チラシ広告や公式Webサイトの写真と大きく違うパック寿司が売っていたら、ただ買われないだけだ。だから近年の角上魚類の快進撃もあって、大手スーパーの総菜コーナーにある「パック寿司」のネタも、かなりクオリティーが上がっている。
分かりやすいのは、東急電鉄系のスーパー「東急ストア」である。2025年8月、首都圏のスーパーとして初めて、青森の八戸港で水揚げされた鮮魚を当日販売し、話題になった。JR東日本の新幹線を使った荷物輸送サービス「はこビュン」を活用したという。
筆者は東急ストアのパック寿司をよく購入するのだが、角上魚類のように「水揚げ当日」というスピードにこだわり始めたからか、最近は安さのわりに、かなりネタが良くなったように思う。
こういう企業努力を続けている鮮魚専門店やスーパーの鮮魚コーナーの「パック寿司」に注目が集まれば、回転寿司の「写真と違う寿司」にモヤモヤを感じる人は間違いなく増えるだろう。

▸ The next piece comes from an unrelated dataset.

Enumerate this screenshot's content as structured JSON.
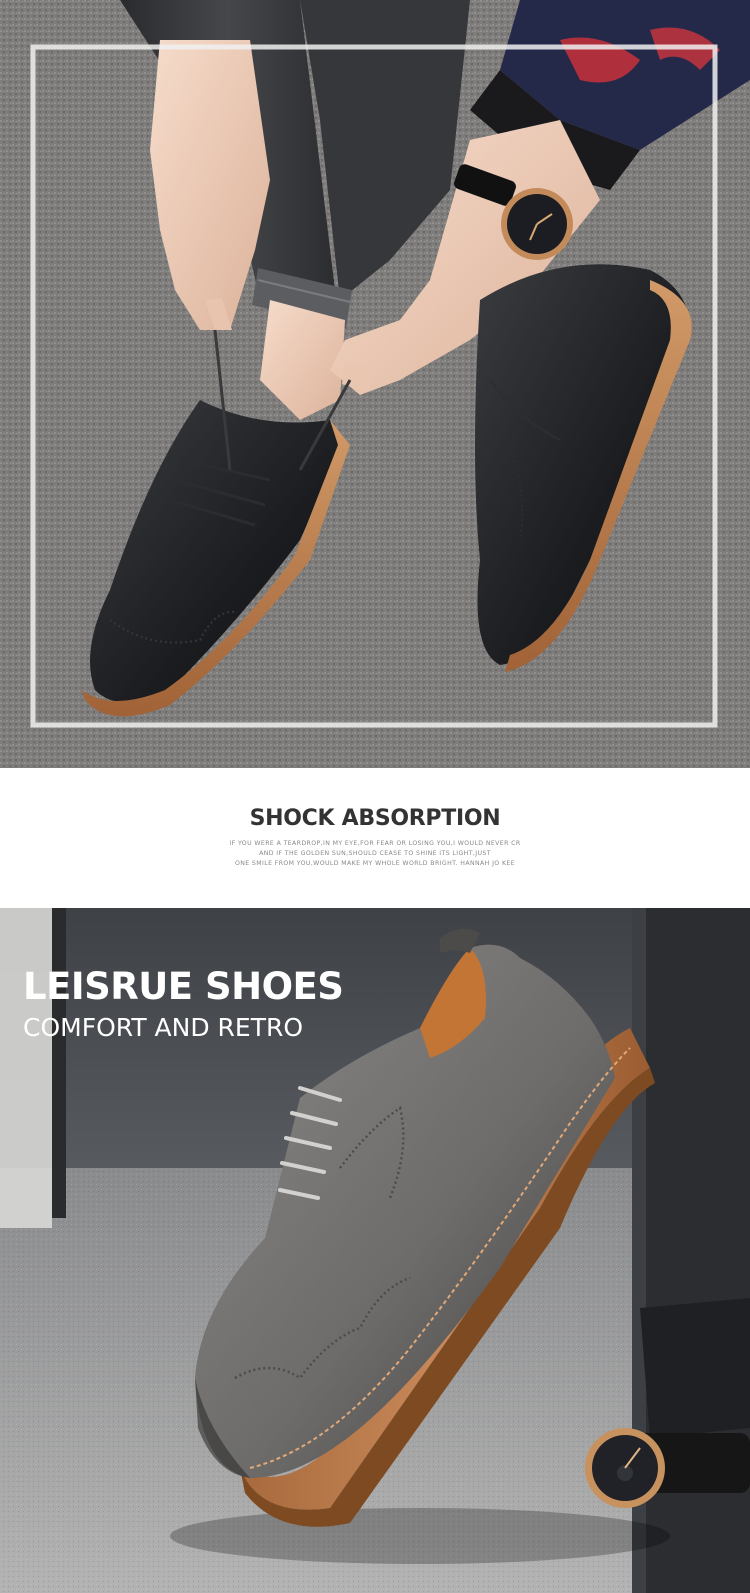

「CMを見てうまそうだから」「川口春奈さんみたいに“はまい”と言いたくて」と店を訪れて、着席して注文したところで「写真と違う寿司」が流れてきても「食べない」選択肢はない。その場ですぐに店を立ち去る人はまれで、ほとんどの人は楽しい食事の場を壊したくないので不満をぐっと飲み込む。文句を言ったところで、つくっているのはマニュアルに従うバイトの若者なので、単なるカスハラになりかねず、互いに嫌な思いをするだけだ。
つまり、厳しいことを言わせていただくと「回転寿司」というのは、「この安さで目くじら立ててもな」という寛容の精神で成り立っているビジネスモデルなのだ。その厳しい現実が、今回の食品の消費税ゼロによって、くっきりと浮かび上がる可能性がある。